Notice how Laman and Lemuel are always asking Nephi if scriptures are to be literally understood (like here and here). It's the ploy of the faithless to explain away religious truths as metaphors.

I find a sliver of hope in the life of Abraham. When all his kinsmen in the land of the Chaldeans had turned to the worship of false gods, Abraham remained faithful. So it can be done, but it's awfully difficult to do.

Sunday, August 06, 2017

Time Constraints

A few weeks ago, my boss said to me, "Do you think you can teach this class you've never taught before that's pretty much outside your discipline?" When you're on renewable 10-month contracts like I am, there's really only one answer to that question: "Of course I can."

Last week, I got a much more demanding calling at church. (I'm not going to tell you which calling because you'd be all, like, "Really? THAT guy?" What can I say--our ward is pretty small.) I still have my old calling, which was fairly demanding in its own right. And there are some upcoming pressing needs in other areas of the ward, so I'm going to be double-duty-ing it for a while.
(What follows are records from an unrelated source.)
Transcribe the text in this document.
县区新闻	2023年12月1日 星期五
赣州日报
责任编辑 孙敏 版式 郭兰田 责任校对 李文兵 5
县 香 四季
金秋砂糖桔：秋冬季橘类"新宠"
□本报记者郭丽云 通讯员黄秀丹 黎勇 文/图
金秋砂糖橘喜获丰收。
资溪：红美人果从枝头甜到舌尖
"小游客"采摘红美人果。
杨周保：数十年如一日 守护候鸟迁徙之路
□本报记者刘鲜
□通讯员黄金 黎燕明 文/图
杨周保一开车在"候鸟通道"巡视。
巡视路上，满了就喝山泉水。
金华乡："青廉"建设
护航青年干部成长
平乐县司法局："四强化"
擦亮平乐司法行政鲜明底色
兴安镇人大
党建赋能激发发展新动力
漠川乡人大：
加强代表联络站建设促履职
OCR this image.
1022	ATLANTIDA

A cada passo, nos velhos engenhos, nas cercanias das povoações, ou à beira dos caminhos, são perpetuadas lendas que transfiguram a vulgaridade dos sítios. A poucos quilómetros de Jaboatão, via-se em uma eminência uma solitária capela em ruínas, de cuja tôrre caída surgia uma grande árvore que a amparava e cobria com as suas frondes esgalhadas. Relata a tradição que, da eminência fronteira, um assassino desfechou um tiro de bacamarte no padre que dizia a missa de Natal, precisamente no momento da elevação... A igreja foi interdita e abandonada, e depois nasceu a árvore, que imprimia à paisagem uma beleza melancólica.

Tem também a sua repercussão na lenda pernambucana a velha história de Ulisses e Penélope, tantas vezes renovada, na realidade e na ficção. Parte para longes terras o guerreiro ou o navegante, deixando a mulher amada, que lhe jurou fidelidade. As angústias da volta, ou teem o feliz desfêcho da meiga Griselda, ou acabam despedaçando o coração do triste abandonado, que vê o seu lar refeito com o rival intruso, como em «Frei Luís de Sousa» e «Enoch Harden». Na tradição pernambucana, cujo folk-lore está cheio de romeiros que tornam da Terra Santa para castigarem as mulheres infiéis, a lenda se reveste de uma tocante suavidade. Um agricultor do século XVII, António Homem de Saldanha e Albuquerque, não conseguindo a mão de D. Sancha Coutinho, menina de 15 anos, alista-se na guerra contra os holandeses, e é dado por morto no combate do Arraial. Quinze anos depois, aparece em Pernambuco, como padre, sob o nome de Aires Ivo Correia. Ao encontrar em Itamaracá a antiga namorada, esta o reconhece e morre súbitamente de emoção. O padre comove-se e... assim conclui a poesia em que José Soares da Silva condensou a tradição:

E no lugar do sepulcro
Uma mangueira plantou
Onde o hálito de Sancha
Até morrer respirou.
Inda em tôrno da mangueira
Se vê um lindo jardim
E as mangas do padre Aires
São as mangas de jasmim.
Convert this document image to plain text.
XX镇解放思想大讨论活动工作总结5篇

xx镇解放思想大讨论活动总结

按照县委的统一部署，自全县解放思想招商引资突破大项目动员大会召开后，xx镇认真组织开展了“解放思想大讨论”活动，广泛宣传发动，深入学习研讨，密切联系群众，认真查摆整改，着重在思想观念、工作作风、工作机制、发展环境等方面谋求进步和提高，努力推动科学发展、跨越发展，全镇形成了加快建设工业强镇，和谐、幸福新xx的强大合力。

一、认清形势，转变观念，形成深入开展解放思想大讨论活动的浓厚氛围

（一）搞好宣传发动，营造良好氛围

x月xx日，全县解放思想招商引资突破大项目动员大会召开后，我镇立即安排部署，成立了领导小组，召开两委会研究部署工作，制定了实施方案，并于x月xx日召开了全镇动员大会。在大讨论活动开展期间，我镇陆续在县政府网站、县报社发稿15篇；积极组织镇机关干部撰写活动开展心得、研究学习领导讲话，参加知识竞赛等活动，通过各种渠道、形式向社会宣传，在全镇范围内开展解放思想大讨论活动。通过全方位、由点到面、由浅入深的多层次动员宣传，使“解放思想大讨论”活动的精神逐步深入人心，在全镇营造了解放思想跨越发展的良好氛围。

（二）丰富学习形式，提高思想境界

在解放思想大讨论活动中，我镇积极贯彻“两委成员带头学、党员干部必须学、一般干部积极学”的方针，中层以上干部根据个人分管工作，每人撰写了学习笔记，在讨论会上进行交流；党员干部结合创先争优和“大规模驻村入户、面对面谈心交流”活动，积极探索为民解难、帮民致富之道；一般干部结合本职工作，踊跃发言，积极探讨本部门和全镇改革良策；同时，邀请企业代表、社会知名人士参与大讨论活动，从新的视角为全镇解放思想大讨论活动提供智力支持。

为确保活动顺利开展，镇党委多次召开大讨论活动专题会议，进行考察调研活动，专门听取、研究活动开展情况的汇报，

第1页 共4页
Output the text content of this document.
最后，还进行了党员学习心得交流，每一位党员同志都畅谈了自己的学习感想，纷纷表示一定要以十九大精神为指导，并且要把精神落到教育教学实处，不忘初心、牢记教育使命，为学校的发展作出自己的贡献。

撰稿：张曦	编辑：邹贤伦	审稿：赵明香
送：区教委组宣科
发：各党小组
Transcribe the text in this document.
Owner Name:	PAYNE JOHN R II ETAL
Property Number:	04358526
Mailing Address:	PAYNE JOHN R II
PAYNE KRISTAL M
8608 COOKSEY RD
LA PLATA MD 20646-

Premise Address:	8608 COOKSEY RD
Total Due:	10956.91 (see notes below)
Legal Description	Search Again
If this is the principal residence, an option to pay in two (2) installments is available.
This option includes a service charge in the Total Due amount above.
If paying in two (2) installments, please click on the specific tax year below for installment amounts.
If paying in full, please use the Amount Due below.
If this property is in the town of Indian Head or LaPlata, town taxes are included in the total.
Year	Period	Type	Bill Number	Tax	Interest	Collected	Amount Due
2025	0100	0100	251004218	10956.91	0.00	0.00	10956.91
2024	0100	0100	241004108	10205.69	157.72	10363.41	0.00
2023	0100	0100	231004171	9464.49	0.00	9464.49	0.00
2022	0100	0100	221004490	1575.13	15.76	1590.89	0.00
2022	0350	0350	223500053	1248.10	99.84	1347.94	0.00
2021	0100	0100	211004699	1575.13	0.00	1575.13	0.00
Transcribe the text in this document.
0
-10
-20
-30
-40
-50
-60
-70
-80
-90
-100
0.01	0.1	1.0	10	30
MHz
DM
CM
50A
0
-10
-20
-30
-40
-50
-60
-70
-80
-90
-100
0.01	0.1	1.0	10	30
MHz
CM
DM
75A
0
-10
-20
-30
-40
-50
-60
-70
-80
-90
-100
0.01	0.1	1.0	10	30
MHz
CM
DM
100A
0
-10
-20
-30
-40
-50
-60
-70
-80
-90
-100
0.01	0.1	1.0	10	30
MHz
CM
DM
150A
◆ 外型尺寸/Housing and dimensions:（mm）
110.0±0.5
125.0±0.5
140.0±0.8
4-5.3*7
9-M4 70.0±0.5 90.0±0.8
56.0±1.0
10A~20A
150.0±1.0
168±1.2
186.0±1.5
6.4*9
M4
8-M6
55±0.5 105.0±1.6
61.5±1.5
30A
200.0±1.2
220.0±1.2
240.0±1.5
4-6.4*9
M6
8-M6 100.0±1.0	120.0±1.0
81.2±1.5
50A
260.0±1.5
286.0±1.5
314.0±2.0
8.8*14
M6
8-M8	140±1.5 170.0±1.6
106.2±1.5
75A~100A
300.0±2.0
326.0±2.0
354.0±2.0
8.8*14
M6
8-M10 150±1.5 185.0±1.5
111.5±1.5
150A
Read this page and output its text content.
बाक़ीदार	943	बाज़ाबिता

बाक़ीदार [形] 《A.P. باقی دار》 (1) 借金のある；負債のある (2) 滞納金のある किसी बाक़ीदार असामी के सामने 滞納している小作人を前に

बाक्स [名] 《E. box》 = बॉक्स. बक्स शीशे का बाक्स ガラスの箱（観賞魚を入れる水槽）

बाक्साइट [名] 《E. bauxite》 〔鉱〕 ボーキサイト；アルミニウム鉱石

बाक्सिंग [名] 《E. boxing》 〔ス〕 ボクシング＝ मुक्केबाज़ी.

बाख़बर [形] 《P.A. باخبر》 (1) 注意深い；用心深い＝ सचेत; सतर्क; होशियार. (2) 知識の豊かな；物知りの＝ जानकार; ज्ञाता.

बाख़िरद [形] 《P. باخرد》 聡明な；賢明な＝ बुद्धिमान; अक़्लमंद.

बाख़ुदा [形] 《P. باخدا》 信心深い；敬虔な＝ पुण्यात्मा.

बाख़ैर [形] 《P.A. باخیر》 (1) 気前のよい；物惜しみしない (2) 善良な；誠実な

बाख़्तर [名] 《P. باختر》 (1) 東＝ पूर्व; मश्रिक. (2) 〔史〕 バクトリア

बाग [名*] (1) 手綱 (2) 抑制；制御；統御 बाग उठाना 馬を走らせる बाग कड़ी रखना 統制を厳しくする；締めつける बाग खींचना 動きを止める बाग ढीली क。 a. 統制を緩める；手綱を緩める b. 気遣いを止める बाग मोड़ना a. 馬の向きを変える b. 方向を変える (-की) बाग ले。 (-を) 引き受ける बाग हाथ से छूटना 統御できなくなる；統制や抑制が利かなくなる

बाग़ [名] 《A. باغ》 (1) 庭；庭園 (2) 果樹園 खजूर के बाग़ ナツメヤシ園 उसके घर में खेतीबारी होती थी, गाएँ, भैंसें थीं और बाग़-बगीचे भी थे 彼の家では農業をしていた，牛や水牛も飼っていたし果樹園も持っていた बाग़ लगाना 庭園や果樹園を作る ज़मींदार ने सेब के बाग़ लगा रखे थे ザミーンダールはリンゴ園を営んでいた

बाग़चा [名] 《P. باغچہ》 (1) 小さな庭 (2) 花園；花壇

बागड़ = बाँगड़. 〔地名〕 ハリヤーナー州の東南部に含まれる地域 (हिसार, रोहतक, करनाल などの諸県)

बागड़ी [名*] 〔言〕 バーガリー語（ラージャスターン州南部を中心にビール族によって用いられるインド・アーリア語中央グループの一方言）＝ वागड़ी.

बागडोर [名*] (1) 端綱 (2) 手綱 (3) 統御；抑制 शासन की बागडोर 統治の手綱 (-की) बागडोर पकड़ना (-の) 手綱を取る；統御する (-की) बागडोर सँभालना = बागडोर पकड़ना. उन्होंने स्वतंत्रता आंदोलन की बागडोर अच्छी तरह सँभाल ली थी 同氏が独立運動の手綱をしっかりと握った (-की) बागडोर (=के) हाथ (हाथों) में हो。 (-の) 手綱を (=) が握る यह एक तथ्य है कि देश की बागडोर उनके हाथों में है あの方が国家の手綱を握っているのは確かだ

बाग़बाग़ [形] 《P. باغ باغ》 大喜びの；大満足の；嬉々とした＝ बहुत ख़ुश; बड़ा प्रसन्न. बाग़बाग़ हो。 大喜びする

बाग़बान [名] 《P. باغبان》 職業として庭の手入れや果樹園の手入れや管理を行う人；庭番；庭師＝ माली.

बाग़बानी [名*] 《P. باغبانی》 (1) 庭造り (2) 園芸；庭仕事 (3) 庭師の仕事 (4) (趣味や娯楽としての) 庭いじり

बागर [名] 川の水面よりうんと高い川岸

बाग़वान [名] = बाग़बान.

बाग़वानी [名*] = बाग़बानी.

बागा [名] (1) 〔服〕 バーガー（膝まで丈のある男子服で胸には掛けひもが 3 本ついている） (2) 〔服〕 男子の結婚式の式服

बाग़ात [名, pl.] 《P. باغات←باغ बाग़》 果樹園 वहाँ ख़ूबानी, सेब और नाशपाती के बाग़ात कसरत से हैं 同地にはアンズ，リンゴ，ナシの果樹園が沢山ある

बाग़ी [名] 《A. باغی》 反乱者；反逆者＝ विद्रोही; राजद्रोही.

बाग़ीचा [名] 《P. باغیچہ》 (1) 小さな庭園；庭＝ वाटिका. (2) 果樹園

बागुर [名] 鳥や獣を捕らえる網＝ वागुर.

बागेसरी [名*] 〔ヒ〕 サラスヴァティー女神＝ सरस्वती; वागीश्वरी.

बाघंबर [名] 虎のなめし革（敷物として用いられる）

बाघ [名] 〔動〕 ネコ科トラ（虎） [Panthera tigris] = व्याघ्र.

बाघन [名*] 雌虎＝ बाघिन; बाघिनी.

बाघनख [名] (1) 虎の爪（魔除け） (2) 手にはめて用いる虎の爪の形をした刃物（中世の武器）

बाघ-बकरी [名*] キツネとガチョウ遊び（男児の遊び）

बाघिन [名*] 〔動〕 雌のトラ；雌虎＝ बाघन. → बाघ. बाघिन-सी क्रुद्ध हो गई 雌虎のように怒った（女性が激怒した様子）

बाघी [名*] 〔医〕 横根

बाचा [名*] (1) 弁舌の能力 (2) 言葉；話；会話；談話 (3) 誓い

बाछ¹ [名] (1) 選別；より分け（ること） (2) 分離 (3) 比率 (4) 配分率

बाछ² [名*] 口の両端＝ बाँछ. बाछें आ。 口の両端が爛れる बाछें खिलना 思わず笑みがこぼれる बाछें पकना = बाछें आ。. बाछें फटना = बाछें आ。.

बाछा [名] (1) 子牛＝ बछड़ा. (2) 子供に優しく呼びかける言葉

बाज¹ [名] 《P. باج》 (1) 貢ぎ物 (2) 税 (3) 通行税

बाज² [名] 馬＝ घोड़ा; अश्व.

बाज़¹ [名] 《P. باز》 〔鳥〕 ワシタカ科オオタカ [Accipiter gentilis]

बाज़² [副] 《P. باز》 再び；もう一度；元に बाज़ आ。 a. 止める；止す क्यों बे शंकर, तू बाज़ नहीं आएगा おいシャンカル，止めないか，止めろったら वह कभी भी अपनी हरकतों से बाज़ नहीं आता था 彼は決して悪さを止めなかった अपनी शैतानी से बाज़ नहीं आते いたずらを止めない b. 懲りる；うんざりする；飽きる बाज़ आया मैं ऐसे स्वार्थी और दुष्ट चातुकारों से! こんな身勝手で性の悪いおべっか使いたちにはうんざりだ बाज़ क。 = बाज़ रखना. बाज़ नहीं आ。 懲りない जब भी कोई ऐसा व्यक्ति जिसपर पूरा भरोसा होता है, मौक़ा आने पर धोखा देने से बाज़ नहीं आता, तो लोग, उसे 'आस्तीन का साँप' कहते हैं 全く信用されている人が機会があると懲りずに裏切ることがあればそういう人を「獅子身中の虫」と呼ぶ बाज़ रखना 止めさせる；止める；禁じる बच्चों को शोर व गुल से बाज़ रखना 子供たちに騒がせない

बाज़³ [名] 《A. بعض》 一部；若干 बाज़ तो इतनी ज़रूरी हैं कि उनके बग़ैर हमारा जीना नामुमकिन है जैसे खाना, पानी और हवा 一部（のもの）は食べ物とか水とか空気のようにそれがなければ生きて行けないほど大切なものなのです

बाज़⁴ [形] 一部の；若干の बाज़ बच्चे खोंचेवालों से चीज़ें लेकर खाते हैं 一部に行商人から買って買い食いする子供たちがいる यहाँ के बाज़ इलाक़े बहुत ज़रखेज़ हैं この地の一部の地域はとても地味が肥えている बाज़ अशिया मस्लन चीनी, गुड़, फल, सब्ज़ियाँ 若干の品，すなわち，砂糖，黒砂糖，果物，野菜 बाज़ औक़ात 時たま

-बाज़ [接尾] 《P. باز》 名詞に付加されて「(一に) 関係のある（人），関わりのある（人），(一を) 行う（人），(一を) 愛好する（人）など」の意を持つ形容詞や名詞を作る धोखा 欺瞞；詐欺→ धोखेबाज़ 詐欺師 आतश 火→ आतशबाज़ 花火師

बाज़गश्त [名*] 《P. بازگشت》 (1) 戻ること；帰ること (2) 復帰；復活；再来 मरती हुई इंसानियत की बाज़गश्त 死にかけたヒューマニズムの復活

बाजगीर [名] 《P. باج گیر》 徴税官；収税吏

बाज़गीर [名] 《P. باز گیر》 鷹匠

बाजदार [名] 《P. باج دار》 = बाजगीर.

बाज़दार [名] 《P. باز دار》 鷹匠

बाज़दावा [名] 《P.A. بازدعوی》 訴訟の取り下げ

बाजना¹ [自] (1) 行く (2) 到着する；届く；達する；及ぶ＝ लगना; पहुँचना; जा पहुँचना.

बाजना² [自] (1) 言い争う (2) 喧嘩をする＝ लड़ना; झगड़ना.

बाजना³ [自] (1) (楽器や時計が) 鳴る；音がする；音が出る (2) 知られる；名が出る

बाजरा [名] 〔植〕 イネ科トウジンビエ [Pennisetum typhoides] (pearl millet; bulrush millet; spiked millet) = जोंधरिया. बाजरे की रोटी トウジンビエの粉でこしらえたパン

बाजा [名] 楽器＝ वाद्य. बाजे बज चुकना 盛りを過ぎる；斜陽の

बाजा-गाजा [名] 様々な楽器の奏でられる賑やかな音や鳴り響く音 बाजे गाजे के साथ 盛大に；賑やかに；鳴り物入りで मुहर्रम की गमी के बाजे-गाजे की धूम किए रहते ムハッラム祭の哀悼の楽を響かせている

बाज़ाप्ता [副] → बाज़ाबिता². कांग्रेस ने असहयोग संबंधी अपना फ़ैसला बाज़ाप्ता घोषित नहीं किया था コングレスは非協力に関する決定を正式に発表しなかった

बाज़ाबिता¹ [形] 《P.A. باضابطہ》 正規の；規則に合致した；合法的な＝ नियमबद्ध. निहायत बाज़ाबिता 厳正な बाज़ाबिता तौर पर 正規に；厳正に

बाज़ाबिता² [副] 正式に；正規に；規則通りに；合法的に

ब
I still have my full-time job, and my summer "vacation" (read: unpaid leave) ends tomorrow.

I still have four kids.

I still am trying to learn Mandarin. I was supposed to take the second-level exam this summer, but we pushed it to October so we would have the money to go take it (it's 300 miles away).

I still have a dissertation I'm supposed to be writing.

So blogging has fallen down my list of priorities. Ideally, by the end of the year I have completed my dissertation, I know what I'm doing in this new class I'm teaching (or else I'm done with it and never have to teach it again), and I don't have the older of my church callings anymore. But until then, things might be slow.